Persistent Mapping of Sensor Data for Medium-Term Autonomy

Sensors (Basel). 2022 Jul 20;22(14):5427. doi: 10.3390/s22145427.

Abstract

For vehicles to operate in unmapped areas with some degree of autonomy, it would be useful to aggregate and store processed sensor data so that it can be used later. In this paper, a tool that records and optimizes the placement of costmap data on a persistent map is presented. The optimization takes several factors into account, including local vehicle odometry, GPS signals when available, local map consistency, deformation of map regions, and proprioceptive GPS offset error. Results illustrating the creation of maps from previously unseen regions (a 100 m × 880 m test track and a 1.2 km dirt trail) are presented, with and without GPS signals available during the creation of the maps. Finally, two examples of the use of these maps are given. First, a path is planned along roads that have been seen exactly once during the mapping phase. Secondly, the map is used for vehicle localization in the absence of GPS signals.

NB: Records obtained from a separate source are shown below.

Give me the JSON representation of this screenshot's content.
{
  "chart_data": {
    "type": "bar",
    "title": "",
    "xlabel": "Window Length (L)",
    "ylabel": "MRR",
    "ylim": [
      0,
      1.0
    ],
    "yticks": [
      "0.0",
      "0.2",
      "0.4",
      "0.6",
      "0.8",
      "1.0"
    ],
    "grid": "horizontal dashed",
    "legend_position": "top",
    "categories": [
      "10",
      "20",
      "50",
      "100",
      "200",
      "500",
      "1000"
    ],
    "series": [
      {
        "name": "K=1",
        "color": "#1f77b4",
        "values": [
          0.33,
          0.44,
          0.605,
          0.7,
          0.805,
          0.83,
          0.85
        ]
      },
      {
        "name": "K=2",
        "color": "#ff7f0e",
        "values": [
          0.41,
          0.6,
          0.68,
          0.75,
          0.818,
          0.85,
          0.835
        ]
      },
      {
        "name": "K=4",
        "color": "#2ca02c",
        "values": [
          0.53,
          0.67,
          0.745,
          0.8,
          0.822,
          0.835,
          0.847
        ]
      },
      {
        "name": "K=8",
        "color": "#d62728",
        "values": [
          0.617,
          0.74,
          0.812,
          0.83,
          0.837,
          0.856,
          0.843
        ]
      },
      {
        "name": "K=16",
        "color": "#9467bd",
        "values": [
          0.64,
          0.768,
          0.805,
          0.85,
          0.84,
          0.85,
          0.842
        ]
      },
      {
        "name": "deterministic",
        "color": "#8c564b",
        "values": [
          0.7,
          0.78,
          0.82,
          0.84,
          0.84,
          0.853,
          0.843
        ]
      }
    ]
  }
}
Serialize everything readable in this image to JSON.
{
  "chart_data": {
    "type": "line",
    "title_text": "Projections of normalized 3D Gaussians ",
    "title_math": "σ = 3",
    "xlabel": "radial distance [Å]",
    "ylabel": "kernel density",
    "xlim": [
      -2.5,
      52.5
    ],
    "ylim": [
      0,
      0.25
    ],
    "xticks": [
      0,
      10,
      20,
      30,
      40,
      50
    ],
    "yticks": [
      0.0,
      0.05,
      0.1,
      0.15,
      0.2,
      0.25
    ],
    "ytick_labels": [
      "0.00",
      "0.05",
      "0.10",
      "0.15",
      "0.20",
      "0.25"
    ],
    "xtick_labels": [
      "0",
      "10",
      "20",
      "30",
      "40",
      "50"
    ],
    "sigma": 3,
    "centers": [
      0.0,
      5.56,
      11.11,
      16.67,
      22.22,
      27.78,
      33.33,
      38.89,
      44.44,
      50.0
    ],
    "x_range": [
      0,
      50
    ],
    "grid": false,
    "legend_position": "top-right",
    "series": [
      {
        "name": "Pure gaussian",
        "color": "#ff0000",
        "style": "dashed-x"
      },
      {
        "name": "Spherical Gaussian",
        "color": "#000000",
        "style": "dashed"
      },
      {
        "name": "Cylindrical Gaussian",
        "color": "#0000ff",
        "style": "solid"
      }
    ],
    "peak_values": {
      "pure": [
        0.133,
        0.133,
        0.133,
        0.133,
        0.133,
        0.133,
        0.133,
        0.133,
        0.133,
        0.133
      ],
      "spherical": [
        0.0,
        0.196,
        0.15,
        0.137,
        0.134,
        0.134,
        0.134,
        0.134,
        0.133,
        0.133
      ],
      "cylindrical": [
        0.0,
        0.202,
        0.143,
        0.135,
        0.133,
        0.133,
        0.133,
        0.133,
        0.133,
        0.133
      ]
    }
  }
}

Keywords: GPS-denied mapping; SLAM; localization; optimization; robotic mapping.

Grants and funding

This article reports research building on programs funded by Southwest Research Institute, the Office of Naval Research, the United States Army’s Combat Capability Development Command Ground Vehicle Systems Center (GVSC) (formerly TARDEC—The U.S. Army Tank Automotive Research, Development and Engineering Center), and DCS Corp.